Please tell me if I have these steps incorrect. Where does the Shapiro-Wilk test fit in with your analysis flow? And what do the values represent that you put into this test (model errors, cross-validation errors, etc.)?
 
#13
Hi pankaj12, forgive me if this is seems a bit redundant, but please let me just try to summarize and ask Q's to make sure I understand:

1) you performed a time series analysis -- can you breifly summarize?
2) you used your time series model to make predictions on a cross-validation dataset
3) the predictions on the cross-validation dataset do not match the actual values very well at all
4) you transormed the fitting dataset in at least two different ways and repeated 1)-3) above and did not see improvement

Please tell me if I have these steps incorrect. Where does the Shapiro-Wilk test fit in with your analysis flow? And what do the values represent that you put into this test (model errors, cross-validation errors, etc.)?
Hi ted, you got everything correct, now coming on to your questions I'm just giving a brief explanation on what I did :

1) For time series analysis I have used SPSS Modeler's Expert Modeling option, without changing anything in the dataset provided to me. But the predicted values what I'm getting after this is no where near to dataset values provided for cross validation.

2) Later I searched on internet & got to know about data normalization through a youtube video. Then using SPSS Statistics I tried normalizing the data & on the same video it was mentioned that Shapiro-Wilk test is one of criteria from which it can be confirmed that the data is satisfying the condition of being normal.

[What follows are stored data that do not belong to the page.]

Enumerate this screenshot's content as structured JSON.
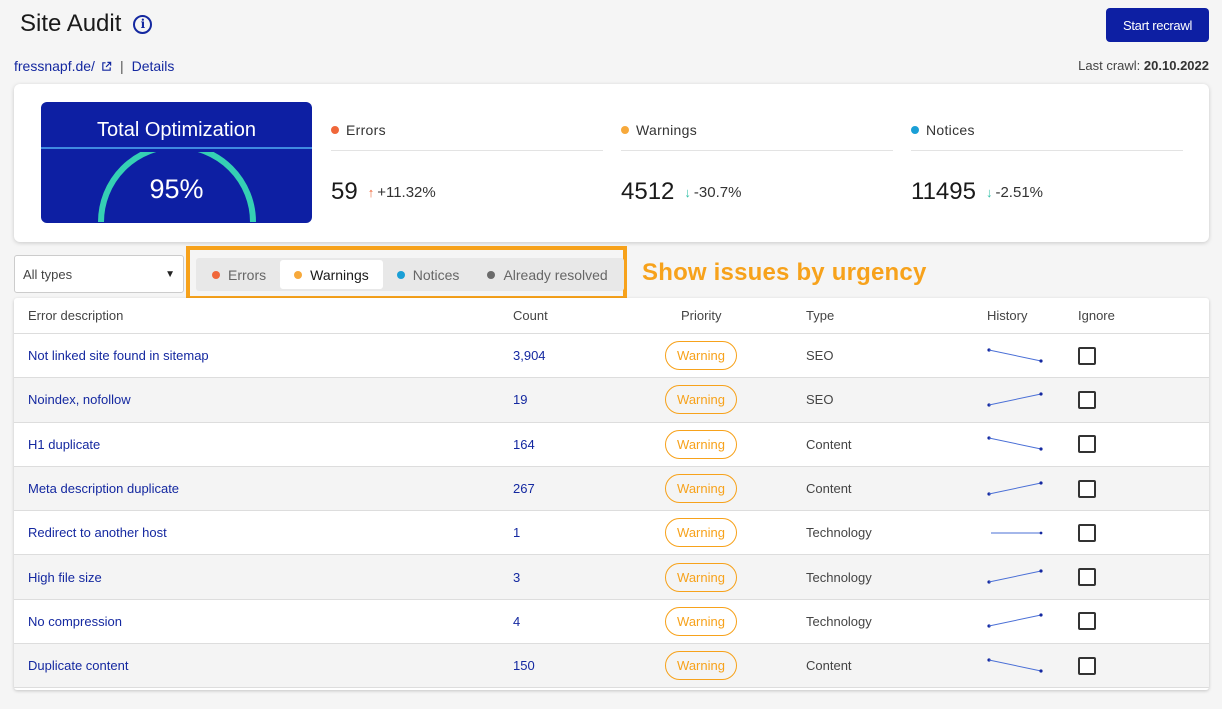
{
  "header": {
    "title": "Site Audit",
    "recrawl_label": "Start recrawl"
  },
  "subheader": {
    "domain": "fressnapf.de/",
    "separator": "|",
    "details": "Details",
    "last_crawl_label": "Last crawl:",
    "last_crawl_date": "20.10.2022"
  },
  "summary": {
    "optimization": {
      "title": "Total Optimization",
      "value": "95%",
      "fraction": 0.95
    },
    "metrics": [
      {
        "label": "Errors",
        "value": "59",
        "delta": "+11.32%",
        "direction": "up",
        "color": "#f0673a",
        "arrow_color": "#f0673a"
      },
      {
        "label": "Warnings",
        "value": "4512",
        "delta": "-30.7%",
        "direction": "down",
        "color": "#f7a93b",
        "arrow_color": "#34c0a8"
      },
      {
        "label": "Notices",
        "value": "11495",
        "delta": "-2.51%",
        "direction": "down",
        "color": "#1a9fd6",
        "arrow_color": "#34c0a8"
      }
    ]
  },
  "filter": {
    "selected": "All types"
  },
  "tabs": [
    {
      "label": "Errors",
      "color": "#f0673a",
      "active": false
    },
    {
      "label": "Warnings",
      "color": "#f7a93b",
      "active": true
    },
    {
      "label": "Notices",
      "color": "#1a9fd6",
      "active": false
    },
    {
      "label": "Already resolved",
      "color": "#6b6b6b",
      "active": false
    }
  ],
  "annotation": "Show issues by urgency",
  "table": {
    "headers": {
      "description": "Error description",
      "count": "Count",
      "priority": "Priority",
      "type": "Type",
      "history": "History",
      "ignore": "Ignore"
    },
    "rows": [
      {
        "description": "Not linked site found in sitemap",
        "count": "3,904",
        "priority": "Warning",
        "type": "SEO",
        "trend": "down"
      },
      {
        "description": "Noindex, nofollow",
        "count": "19",
        "priority": "Warning",
        "type": "SEO",
        "trend": "up"
      },
      {
        "description": "H1 duplicate",
        "count": "164",
        "priority": "Warning",
        "type": "Content",
        "trend": "down"
      },
      {
        "description": "Meta description duplicate",
        "count": "267",
        "priority": "Warning",
        "type": "Content",
        "trend": "up"
      },
      {
        "description": "Redirect to another host",
        "count": "1",
        "priority": "Warning",
        "type": "Technology",
        "trend": "flat"
      },
      {
        "description": "High file size",
        "count": "3",
        "priority": "Warning",
        "type": "Technology",
        "trend": "up"
      },
      {
        "description": "No compression",
        "count": "4",
        "priority": "Warning",
        "type": "Technology",
        "trend": "up"
      },
      {
        "description": "Duplicate content",
        "count": "150",
        "priority": "Warning",
        "type": "Content",
        "trend": "down"
      }
    ]
  },
  "colors": {
    "brand": "#0d1fa3",
    "link": "#1428a0",
    "highlight": "#f7a21b",
    "gauge": "#35d0b4"
  }
}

3) I have performed the above steps, & thought that I can provide the transformed ( normalized) dataset in SPSS Modeler, but the Shapiro-Wilk test value in the above step is always coming .000 , which has completely stopped me from proceeding.

Please have look on the attached snapshot for the descriptive values I'm getting in SPSS Statistics.
 
Last edited:
#14
Thanks, that's helpful
can you confirm whether this is the correct documentation for the software you're using? I'm not familiar with SPSS, so hopefully someone with experience in it can chime in.

What I'm trying to figure out is exactly what model/method you're using, because not all time series analysis approaches require normal data. Despite what's sometimes taught in introductory-level courses, transforming non-normal data is rarely the answer. It seems either this is a bad model for the data (and thus why I'm trying to understand the model), or the cross-validation and model-fitting data aren't representative of one another. And there's always the possibility that the predictions on the cross-validation data weren't done correctly -- we've all done this before, including me.
 
#15
Thanks, that's helpful
can you confirm whether this is the correct documentation for the software you're using? I'm not familiar with SPSS, so hopefully someone with experience in it can chime in.

What I'm trying to figure out is exactly what model/method you're using, because not all time series analysis approaches require normal data. Despite what's sometimes taught in introductory-level courses, transforming non-normal data is rarely the answer. It seems either this is a bad model for the data (and thus why I'm trying to understand the model), or the cross-validation and model-fitting data aren't representative of one another. And there's always the possibility that the predictions on the cross-validation data weren't done correctly -- we've all done this before, including me.
Yes ted, the above link is only the documentation for IBM SPSS Modeler, ftp://public.dhe.ibm.com/software/analytics/spss/documentation/statistics/20.0/en/client/Manuals/IBM_SPSS_Statistics_Brief_Guide.pdf is the documentation for IBM SPSS Statistics. I'll explore more on this issue, if I'll find some solution for the same I'll definitely post here. Thanks for all your valuable inputs. :)
 

noetsi

No cake for spunky
#16
Normality gets less emphasis in time series I have seen - in some cases such as exponential smoothing it largely ignored. And that is one of the most common (and apparently accurate) time series used. Note that this is true of univariate models and if you have predictors it may matter more - I don't know.

Always remember that normality only effects the confidence intervals and p values nothing else.